Anyway, someone help me to understand why he hasnt seen me in months. Could it really be because of anxiety or is it just an excuse. If it is because of anxiety then does that mean that maybe im not even the right girl for him ? I mean he hangs out with his best friend, maybe if I was the right girl for him then I would put him at ease not make him avoid me? What can I do to help him or make him feel better? Is he capable of ever having a real relationship with anybody? What is going on?

hesson81
11-13-2009, 09:12 PM
He's capable of having a relationship. There could be muiltiple reasons why he hasn't seen you. Your a good person.

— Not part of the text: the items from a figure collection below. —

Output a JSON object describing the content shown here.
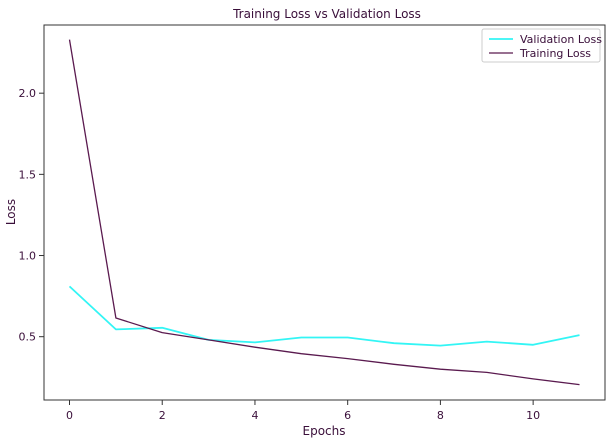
{
  "chart_data": {
    "type": "line",
    "title": "Training Loss vs Validation Loss",
    "xlabel": "Epochs",
    "ylabel": "Loss",
    "xlim": [
      -0.55,
      11.55
    ],
    "ylim": [
      0.11,
      2.42
    ],
    "xticks": [
      0,
      2,
      4,
      6,
      8,
      10
    ],
    "yticks": [
      0.5,
      1.0,
      1.5,
      2.0
    ],
    "ytick_labels": [
      "0.5",
      "1.0",
      "1.5",
      "2.0"
    ],
    "grid": false,
    "legend_position": "top-right",
    "x": [
      0,
      1,
      2,
      3,
      4,
      5,
      6,
      7,
      8,
      9,
      10,
      11
    ],
    "series": [
      {
        "name": "Validation Loss",
        "color": "#33f5f5",
        "values": [
          0.81,
          0.545,
          0.555,
          0.48,
          0.465,
          0.495,
          0.495,
          0.46,
          0.445,
          0.47,
          0.45,
          0.51
        ]
      },
      {
        "name": "Training Loss",
        "color": "#5a1a4f",
        "values": [
          2.33,
          0.615,
          0.525,
          0.48,
          0.435,
          0.395,
          0.365,
          0.33,
          0.3,
          0.28,
          0.24,
          0.205
        ]
      }
    ]
  }
}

I'm so happy for you because you don't understand what he's going through, which means you feel pretty good ;) .

I have learned that I can't have much stress in a relationships. I think my Anxiety has problably ended all of my relationships. I didn't know it at the time. Sress seems to be able to exacerbate anxiety. If the relationship isn't good, it can make anxiety real bad. Often for me it's better to be alone. Being with someone can be scary. Relationships can be real good for someone that has anxiety issues, and can be disasterous for the same person.

When i pick my thoughts, in terms of relationships. A true healthy relationship you can agree to dis agree. When I can't accomplish that in a relationship, it makes anxiety real bad. Loss of control in my relationship can make the anxety bad. Most relationships though you can't have control. So it can ba bad if your prone to anxiety.

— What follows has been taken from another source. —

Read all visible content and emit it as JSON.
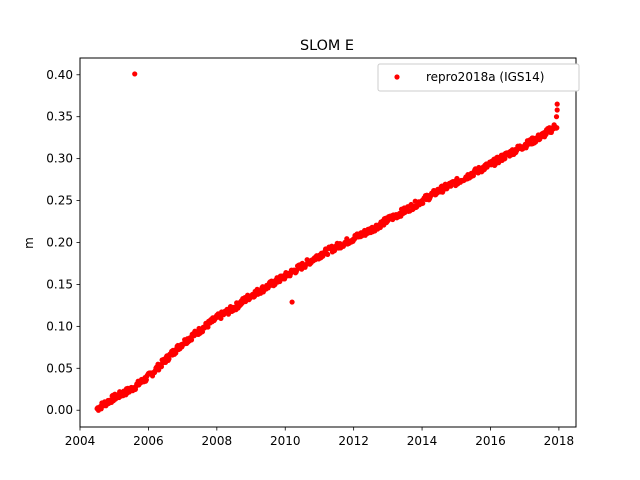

Try not to put to much pressure on him. People with Anxiety are normal. There's just a little hurddle we all go through.

Good luck

1970
11-13-2009, 11:22 PM
I avoid and have for a while now having a relationship which i really do miss being in one but i think its not fair to someone else for me to get into one feeling the way i do, not going out to a lot of places or doing a lot of things with them i think its not fair and avoid relationships, im fine with casual relationships as the pressure isnt there, well i dont see it being there anyway

i feel when i first meet some one its not something i want to dump on them straight way how i feel, but also its not fair further down the track once you have become closer to dump it on them either of i they understand i dont want them to feel sorry for me or treat me any different but it would be hard for them not to, so for me its just easier to stay single

1970
11-13-2009, 11:30 PM
Ilovehim

Maybe he feels embarrased about it or doesnt want you to see him in that state he is in or burden you with it

to try and explain an axiety / panic attack to you , try to imagine your worse fear and how it makes you feel, most people that get these attacks feel this way daily and it takes all their strength to try to get through it.

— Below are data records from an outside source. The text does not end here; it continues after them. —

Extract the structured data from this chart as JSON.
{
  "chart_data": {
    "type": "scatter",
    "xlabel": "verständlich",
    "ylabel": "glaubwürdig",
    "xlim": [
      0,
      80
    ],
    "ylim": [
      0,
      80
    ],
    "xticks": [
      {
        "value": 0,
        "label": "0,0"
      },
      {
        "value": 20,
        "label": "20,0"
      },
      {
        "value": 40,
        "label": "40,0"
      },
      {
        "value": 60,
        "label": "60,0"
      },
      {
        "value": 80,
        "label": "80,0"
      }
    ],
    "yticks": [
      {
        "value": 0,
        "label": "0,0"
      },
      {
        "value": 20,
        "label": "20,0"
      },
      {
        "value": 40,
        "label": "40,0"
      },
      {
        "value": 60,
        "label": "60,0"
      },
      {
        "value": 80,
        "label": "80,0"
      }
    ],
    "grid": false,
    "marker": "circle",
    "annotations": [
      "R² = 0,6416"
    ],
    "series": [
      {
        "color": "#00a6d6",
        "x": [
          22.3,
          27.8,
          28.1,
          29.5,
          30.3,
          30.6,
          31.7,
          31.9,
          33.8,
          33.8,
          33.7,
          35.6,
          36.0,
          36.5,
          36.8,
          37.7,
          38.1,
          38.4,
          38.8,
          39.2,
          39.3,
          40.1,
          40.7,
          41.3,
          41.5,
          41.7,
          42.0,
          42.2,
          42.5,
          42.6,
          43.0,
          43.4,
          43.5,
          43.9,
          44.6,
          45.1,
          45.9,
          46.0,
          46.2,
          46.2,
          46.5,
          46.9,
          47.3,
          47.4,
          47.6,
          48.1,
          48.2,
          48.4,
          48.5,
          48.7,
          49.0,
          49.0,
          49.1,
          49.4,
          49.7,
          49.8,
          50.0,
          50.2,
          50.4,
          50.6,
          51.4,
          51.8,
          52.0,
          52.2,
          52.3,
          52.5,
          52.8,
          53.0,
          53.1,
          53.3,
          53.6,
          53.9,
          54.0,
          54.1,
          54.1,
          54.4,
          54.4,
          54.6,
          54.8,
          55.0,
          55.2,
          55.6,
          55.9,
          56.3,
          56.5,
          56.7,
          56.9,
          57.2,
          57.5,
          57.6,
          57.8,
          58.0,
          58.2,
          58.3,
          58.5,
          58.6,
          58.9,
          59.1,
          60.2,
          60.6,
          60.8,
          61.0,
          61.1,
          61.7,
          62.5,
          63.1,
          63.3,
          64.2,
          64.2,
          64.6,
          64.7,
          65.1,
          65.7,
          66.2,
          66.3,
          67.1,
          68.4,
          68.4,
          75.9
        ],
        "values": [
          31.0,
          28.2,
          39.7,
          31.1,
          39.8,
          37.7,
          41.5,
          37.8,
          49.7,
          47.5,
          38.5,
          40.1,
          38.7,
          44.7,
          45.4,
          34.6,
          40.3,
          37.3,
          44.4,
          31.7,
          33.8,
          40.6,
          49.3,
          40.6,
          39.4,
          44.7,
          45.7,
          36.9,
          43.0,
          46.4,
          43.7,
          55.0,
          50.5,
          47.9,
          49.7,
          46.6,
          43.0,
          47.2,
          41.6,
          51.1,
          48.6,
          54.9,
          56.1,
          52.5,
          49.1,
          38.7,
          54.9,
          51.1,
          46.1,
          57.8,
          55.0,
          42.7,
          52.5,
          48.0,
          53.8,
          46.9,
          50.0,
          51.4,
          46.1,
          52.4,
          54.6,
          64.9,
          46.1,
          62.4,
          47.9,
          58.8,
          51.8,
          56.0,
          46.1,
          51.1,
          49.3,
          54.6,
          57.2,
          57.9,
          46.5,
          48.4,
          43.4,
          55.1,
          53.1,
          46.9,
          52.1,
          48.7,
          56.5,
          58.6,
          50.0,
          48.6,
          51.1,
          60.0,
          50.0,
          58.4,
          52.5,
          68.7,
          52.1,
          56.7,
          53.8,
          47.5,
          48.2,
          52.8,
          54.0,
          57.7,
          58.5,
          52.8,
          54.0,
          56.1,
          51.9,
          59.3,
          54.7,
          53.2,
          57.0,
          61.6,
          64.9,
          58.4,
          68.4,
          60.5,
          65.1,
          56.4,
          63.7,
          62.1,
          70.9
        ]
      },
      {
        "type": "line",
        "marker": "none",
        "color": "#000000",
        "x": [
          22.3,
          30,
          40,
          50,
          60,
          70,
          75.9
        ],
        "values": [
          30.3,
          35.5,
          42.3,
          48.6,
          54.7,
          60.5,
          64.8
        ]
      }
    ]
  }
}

there could be other factors in your relationship, but i know anxiety could definately be a cause of why he doesnt want to see you, not just you but even friends or family and try to put on a brave face like nothing is wrong, when its at its worst it can be a very crippling thing to have, not to even feel like going outside, getting out of bed or making an effort to do all the simple things.

it does sound like you love him and are trying to understand what its like for him, i think that is really good of you and hopefully he can realise that you are trying to help him and understand the way he feels.